[Egyptian] Some general considerations

Sun Jul 24 11:33:23 BST 2016

Hi guys!

(no worries, this is my last mail on the topic, enough time and energy spent on this.)
>> Third
>> 
> And your solution is a good one — I have absolutely no doubt — as long as you do not want to *search* for the relative position of signs with respect to one another. This is however a piece of information that is, like it or not, part of the ‘orthographic’ system of ancient Egyptian and to which we want to have access (see further Simon’s mail earlier this week).
> 
> In general, the spatial distribution of signs (i.e. the "grouping") has *no meaning at all* in Egyptian. No semantic, phonological, or morphological information is coded in the relative position of the signs.

This is patently inaccurate. 
Three simple examples should suffice here (sorry for providing textbook examples known by all).

1 - spatial distribution affecting phono-morphology
[t] followed by [w] can only be read /tw/, while t&w can be /tw/ or /wt/ => same ‘linear order’, 1 reading in one case, 2 readings in the other (referring potentially to 2+ morphemes).

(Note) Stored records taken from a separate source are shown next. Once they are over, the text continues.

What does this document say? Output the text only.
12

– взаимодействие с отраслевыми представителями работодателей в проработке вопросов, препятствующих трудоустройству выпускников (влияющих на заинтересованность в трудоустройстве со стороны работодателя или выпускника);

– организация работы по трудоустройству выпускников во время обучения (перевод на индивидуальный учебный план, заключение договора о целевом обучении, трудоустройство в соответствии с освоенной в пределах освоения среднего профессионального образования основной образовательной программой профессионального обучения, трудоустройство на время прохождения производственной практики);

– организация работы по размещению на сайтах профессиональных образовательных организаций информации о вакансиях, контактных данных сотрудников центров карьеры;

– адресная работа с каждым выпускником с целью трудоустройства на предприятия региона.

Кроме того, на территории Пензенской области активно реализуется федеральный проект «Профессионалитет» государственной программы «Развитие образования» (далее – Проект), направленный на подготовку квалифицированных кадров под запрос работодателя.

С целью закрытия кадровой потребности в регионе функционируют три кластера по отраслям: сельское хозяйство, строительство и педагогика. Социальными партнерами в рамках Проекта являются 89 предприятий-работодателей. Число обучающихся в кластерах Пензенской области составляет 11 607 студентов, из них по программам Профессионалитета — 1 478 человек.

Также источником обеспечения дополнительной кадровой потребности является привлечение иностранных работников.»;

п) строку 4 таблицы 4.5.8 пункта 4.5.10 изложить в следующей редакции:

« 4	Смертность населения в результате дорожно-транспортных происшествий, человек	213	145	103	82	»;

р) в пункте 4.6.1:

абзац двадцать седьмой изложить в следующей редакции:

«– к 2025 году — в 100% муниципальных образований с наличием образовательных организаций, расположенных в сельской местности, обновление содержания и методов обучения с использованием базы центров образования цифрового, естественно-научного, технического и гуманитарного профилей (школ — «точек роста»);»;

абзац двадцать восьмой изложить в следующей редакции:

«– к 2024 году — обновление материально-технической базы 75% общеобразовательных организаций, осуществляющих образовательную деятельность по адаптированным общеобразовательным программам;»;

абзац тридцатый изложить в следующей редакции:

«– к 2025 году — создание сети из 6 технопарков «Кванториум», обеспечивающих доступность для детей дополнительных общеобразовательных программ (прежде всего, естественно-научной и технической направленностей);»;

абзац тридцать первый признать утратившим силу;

2 - spatial distribution as a condition for reading (and adding semantic value)
 makes no sense, when combined as  it is clear that it should be read /ptH/ ‘Ptah’ (> p(t) + t(A) + H(H)), referring to the god in his demiurgic dimension (separating the sky from the earth). The position of the sign is both a condition for reading and an added semantic information (not only Ptah, but Ptah as demiurge).

3 - spatial distribution affecting the function of a sign
Hieratic example? If the rowing man is followed by a n () the n has to be read /n/ (phonemogram), if the n is positioned under the rowing man (), we are dealing with a compound classifier made of two signs, the /n/ has an iconic value and the whole group refer to a man rowing in water.

Etc., etc.

So position is 'just an esthetic, layout matter, not a linguistic one’ as you say? This kind of assertion reflects badly on our understanding of the hieroglyphic system. That’s a pity to make such unwarranted statements in a discussion also aimed at non-specialists to whom we try to explain things as straightforwardly as possible in order to come up with a solution that is satisfying for everyone.

Accordingly, if Unicode aims first and foremost at rendering the ‘linguistic’ dimension of writing, the examples above should suffice to show the importance of the ‘quadrat' organization of this script. Again, you might not like it from a computer/font oriented perspective; I agree it’s not convenient to encode, it might even not be possible to encode it at all in Unicode because the standard has not the capabilities needed (and only higher level protocols could then handle this). All of this is fine with me, but it would be great not to distord presentation of the data.

[I leave here alone other semiotic dimensions of writing: the spatial arrangement is part of the ‘orthography’ of the scribes, not necessarily meaningful at the ‘linguistic’ level strictly speaking, but at the level of scribal practices, etc.: why don’t we use IPA for our modern languages? simply because writing is much more than ‘linguistic’ stricto sensu and that it make sense to know who writes ‘next’ and who plays with the script and writes ‘neckst’. As simple as that.] 

> No more than illuminated initial capital letters in medieval manuscripts. 
> Like these:
> 
> http://www.sothebys.com/content/dam/stb/lots/L12/L12240/256L12240_6G4Y2.jpg <http://www.sothebys.com/content/dam/stb/lots/L12/L12240/256L12240_6G4Y2.jpg>
> 
> They are nice, they are fancy, they are there (hundreds of thousands of them), but they do not carry any additional linguistic information whatsoever. Thus, there is not specific need to (and in fact they are not) encode or represent them in unicode.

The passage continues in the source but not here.